In the good case each gemspec file is examined immediately after each other. In the bad case a lot of clock_gettime()'s separate the stat() calls. Also, for some reason the bad uses stat() and the good uses newfstatat(). Could this cause the slowness?

dinatamas commented 2 months ago

I was unable to reproduce the issue outside my environment, even when I tried to build ruby the same way and install the same plugins.

Are there somewhere publicly available Dockerfile recipe to reproduce it with Ruby 3.3?

I managed to reproduce the issue with a Dockerfile: https://github.com/dinatamas/fluentd-4545

There are two Dockerfiles, the "good" which is ruby 2.5.9 and fluentd loads immediately, and the "bad" which is ruby 3.3.1 and fluentd startup takes a long time. I managed to reproduce the issue in multiple independent environments, so hopefully it will work.

dinatamas commented 2 months ago

This is just a comment to avoid flagging this issue as stale.

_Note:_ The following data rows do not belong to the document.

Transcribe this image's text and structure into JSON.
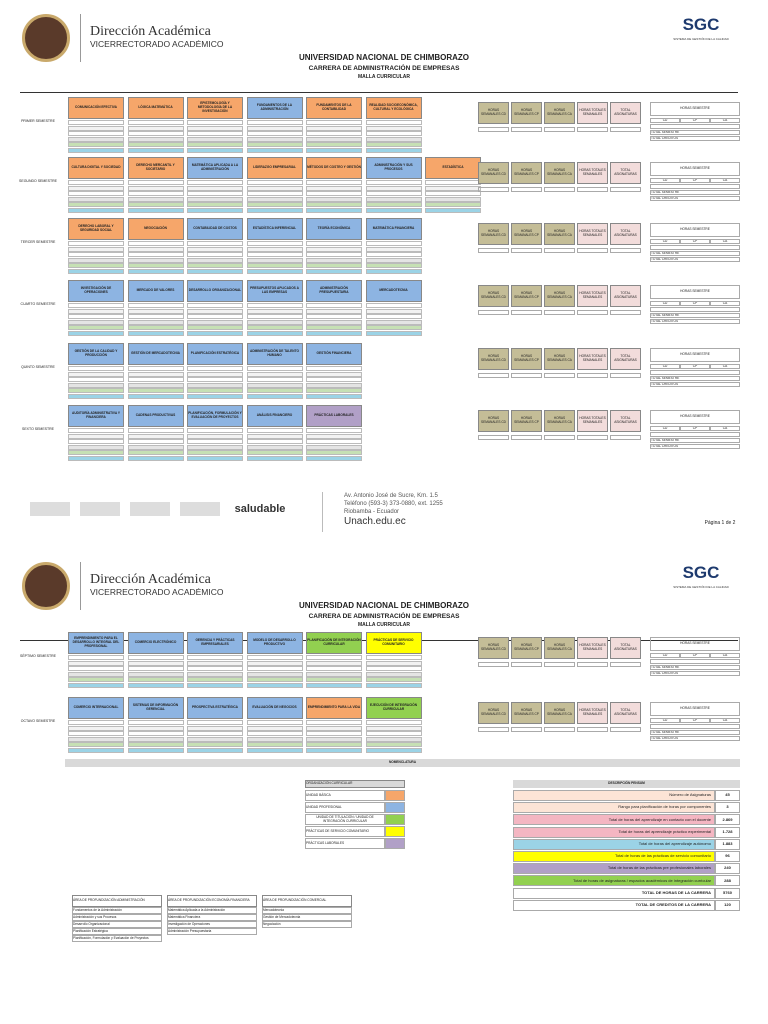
{
  "header": {
    "title": "Dirección Académica",
    "subtitle": "VICERRECTORADO ACADÉMICO",
    "logo": "SGC",
    "logo_note": "SISTEMA DE GESTIÓN DE LA CALIDAD",
    "university": "UNIVERSIDAD NACIONAL DE CHIMBORAZO",
    "career": "CARRERA DE ADMINISTRACIÓN DE EMPRESAS",
    "document": "MALLA CURRICULAR"
  },
  "side_headers": [
    "HORAS SEMANALES CD",
    "HORAS SEMANALES CP",
    "HORAS SEMANALES CA",
    "HORAS TOTALES SEMANALES",
    "TOTAL ASIGNATURAS"
  ],
  "hours": {
    "title": "HORAS SEMESTRE",
    "columns": [
      "CD",
      "CP",
      "CA"
    ],
    "total_semester": "TOTAL SEMESTRE",
    "total_credits": "TOTAL CRÉDITOS"
  },
  "semesters": [
    {
      "label": "PRIMER SEMESTRE",
      "courses": [
        {
          "name": "COMUNICACIÓN EFECTIVA",
          "color": "#f6a66a"
        },
        {
          "name": "LÓGICA MATEMÁTICA",
          "color": "#f6a66a"
        },
        {
          "name": "EPISTEMOLOGÍA Y METODOLOGÍA DE LA INVESTIGACIÓN",
          "color": "#f6a66a"
        },
        {
          "name": "FUNDAMENTOS DE LA ADMINISTRACIÓN",
          "color": "#8db4e2"
        },
        {
          "name": "FUNDAMENTOS DE LA CONTABILIDAD",
          "color": "#f6a66a"
        },
        {
          "name": "REALIDAD SOCIOECONÓMICA, CULTURAL Y ECOLÓGICA",
          "color": "#f6a66a"
        }
      ]
    },
    {
      "label": "SEGUNDO SEMESTRE",
      "courses": [
        {
          "name": "CULTURA DIGITAL Y SOCIEDAD",
          "color": "#f6a66a"
        },
        {
          "name": "DERECHO MERCANTIL Y SOCIETARIO",
          "color": "#f6a66a"
        },
        {
          "name": "MATEMÁTICA APLICADA A LA ADMINISTRACIÓN",
          "color": "#8db4e2"
        },
        {
          "name": "LIDERAZGO EMPRESARIAL",
          "color": "#f6a66a"
        },
        {
          "name": "MÉTODOS DE COSTEO Y GESTIÓN",
          "color": "#f6a66a"
        },
        {
          "name": "ADMINISTRACIÓN Y SUS PROCESOS",
          "color": "#8db4e2"
        },
        {
          "name": "ESTADÍSTICA",
          "color": "#f6a66a"
        }
      ]
    },
    {
      "label": "TERCER SEMESTRE",
      "courses": [
        {
          "name": "DERECHO LABORAL Y SEGURIDAD SOCIAL",
          "color": "#f6a66a"
        },
        {
          "name": "NEGOCIACIÓN",
          "color": "#f6a66a"
        },
        {
          "name": "CONTABILIDAD DE COSTOS",
          "color": "#8db4e2"
        },
        {
          "name": "ESTADÍSTICA INFERENCIAL",
          "color": "#8db4e2"
        },
        {
          "name": "TEORÍA ECONÓMICA",
          "color": "#8db4e2"
        },
        {
          "name": "MATEMÁTICA FINANCIERA",
          "color": "#8db4e2"
        }
      ]
    },
    {
      "label": "CUARTO SEMESTRE",
      "courses": [
        {
          "name": "INVESTIGACIÓN DE OPERACIONES",
          "color": "#8db4e2"
        },
        {
          "name": "MERCADO DE VALORES",
          "color": "#8db4e2"
        },
        {
          "name": "DESARROLLO ORGANIZACIONAL",
          "color": "#8db4e2"
        },
        {
          "name": "PRESUPUESTOS APLICADOS A LAS EMPRESAS",
          "color": "#8db4e2"
        },
        {
          "name": "ADMINISTRACIÓN PRESUPUESTARIA",
          "color": "#8db4e2"
        },
        {
          "name": "MERCADOTECNIA",
          "color": "#8db4e2"
        }
      ]
    },
    {
      "label": "QUINTO SEMESTRE",
      "courses": [
        {
          "name": "GESTIÓN DE LA CALIDAD Y PRODUCCIÓN",
          "color": "#8db4e2"
        },
        {
          "name": "GESTIÓN DE MERCADOTECNIA",
          "color": "#8db4e2"
        },
        {
          "name": "PLANIFICACIÓN ESTRATÉGICA",
          "color": "#8db4e2"
        },
        {
          "name": "ADMINISTRACIÓN DE TALENTO HUMANO",
          "color": "#8db4e2"
        },
        {
          "name": "GESTIÓN FINANCIERA",
          "color": "#8db4e2"
        }
      ]
    },
    {
      "label": "SEXTO SEMESTRE",
      "courses": [
        {
          "name": "AUDITORÍA ADMINISTRATIVA Y FINANCIERA",
          "color": "#8db4e2"
        },
        {
          "name": "CADENAS PRODUCTIVAS",
          "color": "#8db4e2"
        },
        {
          "name": "PLANIFICACIÓN, FORMULACIÓN Y EVALUACIÓN DE PROYECTOS",
          "color": "#8db4e2"
        },
        {
          "name": "ANÁLISIS FINANCIERO",
          "color": "#8db4e2"
        },
        {
          "name": "PRÁCTICAS LABORALES",
          "color": "#b1a0c7"
        }
      ]
    },
    {
      "label": "SÉPTIMO SEMESTRE",
      "courses": [
        {
          "name": "EMPRENDIMIENTO PARA EL DESARROLLO INTEGRAL DEL PROFESIONAL",
          "color": "#8db4e2"
        },
        {
          "name": "COMERCIO ELECTRÓNICO",
          "color": "#8db4e2"
        },
        {
          "name": "GERENCIA Y PRÁCTICAS EMPRESARIALES",
          "color": "#8db4e2"
        },
        {
          "name": "MODELO DE DESARROLLO PRODUCTIVO",
          "color": "#8db4e2"
        },
        {
          "name": "PLANIFICACIÓN DE INTEGRACIÓN CURRICULAR",
          "color": "#92d050"
        },
        {
          "name": "PRÁCTICAS DE SERVICIO COMUNITARIO",
          "color": "#ffff00"
        }
      ]
    },
    {
      "label": "OCTAVO SEMESTRE",
      "courses": [
        {
          "name": "COMERCIO INTERNACIONAL",
          "color": "#8db4e2"
        },
        {
          "name": "SISTEMAS DE INFORMACIÓN GERENCIAL",
          "color": "#8db4e2"
        },
        {
          "name": "PROSPECTIVA ESTRATÉGICA",
          "color": "#8db4e2"
        },
        {
          "name": "EVALUACIÓN DE NEGOCIOS",
          "color": "#8db4e2"
        },
        {
          "name": "EMPRENDIMIENTO PARA LA VIDA",
          "color": "#f6a66a"
        },
        {
          "name": "EJECUCIÓN DE INTEGRACIÓN CURRICULAR",
          "color": "#92d050"
        }
      ]
    }
  ],
  "footer": {
    "address": "Av. Antonio José de Sucre, Km. 1.5",
    "phone": "Teléfono (593-3) 373-0880, ext. 1255",
    "city": "Riobamba - Ecuador",
    "web": "Unach.edu.ec",
    "brand": "saludable",
    "page": "Página 1 de 2"
  },
  "nomenclature": "NOMENCLATURA",
  "legend": [
    {
      "label": "UNIDAD BÁSICA",
      "color": "#f6a66a"
    },
    {
      "label": "UNIDAD PROFESIONAL",
      "color": "#8db4e2"
    },
    {
      "label": "UNIDAD DE TITULACIÓN / UNIDAD DE INTEGRACIÓN CURRICULAR",
      "color": "#92d050"
    },
    {
      "label": "PRÁCTICAS DE SERVICIO COMUNITARIO",
      "color": "#ffff00"
    },
    {
      "label": "PRÁCTICAS LABORALES",
      "color": "#b1a0c7"
    }
  ],
  "legend_title": "ORGANIZACIÓN CURRICULAR",
  "summary": {
    "title": "DESCRIPCIÓN PENSUM",
    "rows": [
      {
        "label": "Número de Asignaturas",
        "value": "45",
        "color": "#fce4d6"
      },
      {
        "label": "Rango para planificación de horas por componentes",
        "value": "3",
        "color": "#fce4d6"
      },
      {
        "label": "Total de horas del aprendizaje en contacto con el docente",
        "value": "2.869",
        "color": "#f4b6c2"
      },
      {
        "label": "Total de horas del aprendizaje práctico experimental",
        "value": "1.728",
        "color": "#f4b6c2"
      },
      {
        "label": "Total de horas del aprendizaje autónomo",
        "value": "1.883",
        "color": "#9bd3e6"
      },
      {
        "label": "Total de horas de las prácticas de servicio comunitario",
        "value": "96",
        "color": "#ffff00"
      },
      {
        "label": "Total de horas de las prácticas pre profesionales laborales",
        "value": "240",
        "color": "#b1a0c7"
      },
      {
        "label": "Total de horas de asignaturas / espacios académicos de integración curricular",
        "value": "288",
        "color": "#92d050"
      },
      {
        "label": "TOTAL DE HORAS DE LA CARRERA",
        "value": "5760",
        "color": "#ffffff"
      },
      {
        "label": "TOTAL DE CREDITOS DE LA CARRERA",
        "value": "120",
        "color": "#ffffff"
      }
    ]
  },
  "areas": [
    {
      "title": "ÁREA DE PROFUNDIZACIÓN ADMINISTRACIÓN",
      "items": [
        "Fundamentos de la Administración",
        "Administración y sus Procesos",
        "Desarrollo Organizacional",
        "Planificación Estratégica",
        "Planificación, Formulación y Evaluación de Proyectos"
      ]
    },
    {
      "title": "ÁREA DE PROFUNDIZACIÓN ECONOMÍA FINANCIERA",
      "items": [
        "Matemática Aplicada a la Administración",
        "Matemática Financiera",
        "Investigación de Operaciones",
        "Administración Presupuestaria"
      ]
    },
    {
      "title": "ÁREA DE PROFUNDIZACIÓN COMERCIAL",
      "items": [
        "Mercadotecnia",
        "Gestión de Mercadotecnia",
        "Negociación"
      ]
    }
  ]
}
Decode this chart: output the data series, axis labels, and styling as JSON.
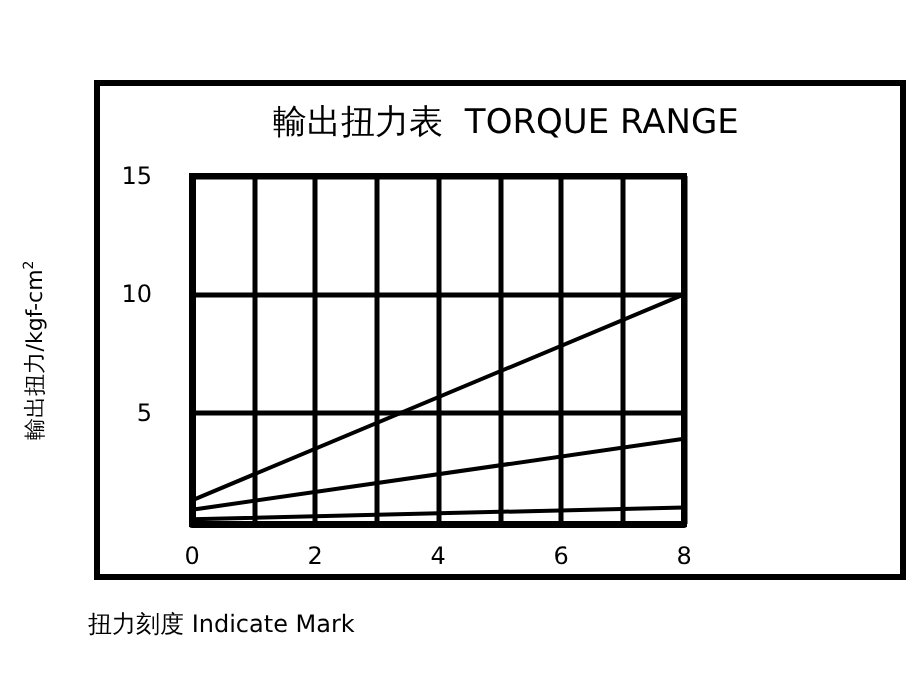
{
  "chart_data": {
    "type": "line",
    "title": "輸出扭力表  TORQUE RANGE",
    "xlabel": "扭力刻度 Indicate Mark",
    "ylabel": "輸出扭力/kgf-cm$^{2}$",
    "x": [
      0,
      8
    ],
    "series": [
      {
        "color": "#000000",
        "values": [
          1.3,
          10
        ]
      },
      {
        "color": "#000000",
        "values": [
          0.9,
          3.9
        ]
      },
      {
        "color": "#000000",
        "values": [
          0.5,
          1.0
        ]
      }
    ],
    "xlim": [
      0,
      8
    ],
    "xticks": [
      0,
      {
        "value": 1,
        "label": null
      },
      2,
      {
        "value": 3,
        "label": null
      },
      4,
      {
        "value": 5,
        "label": null
      },
      6,
      {
        "value": 7,
        "label": null
      },
      8
    ],
    "ylim": [
      0.3,
      15
    ],
    "yticks": [
      5,
      10,
      15
    ],
    "grid": true,
    "marker": "none",
    "line_style": "solid"
  }
}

@kenhys I would be happy to try to investigate further, but I don't have ruby experience, do you perhaps have some tool suggestions or tips for debugging / what to look for?

kenhys commented 1 month ago

Thanks @dinatamas , I can reproduce it.

I'm not sure why, but it seems that ENV RUBY_GC_HEAP_OLDOBJECT_LIMIT_FACTOR=0.9 is not suitable parameter for ruby 3.3.1. Please disable it and rebuild image.

#ENV RUBY_GC_HEAP_OLDOBJECT_LIMIT_FACTOR=0.9
kenhys commented 1 month ago

Checked some more environment how many delay observed?:

As for recent version of Ruby, it seems that RUBY_GC_HEAP_OLDOBJECT_LIMIT_FACTOR=0.9 may be a bit radical parameter to force full GC.

kenhys commented 1 month ago

I've added this issue in official documentation.

https://github.com/fluent/fluentd-docs-gitbook/pull/513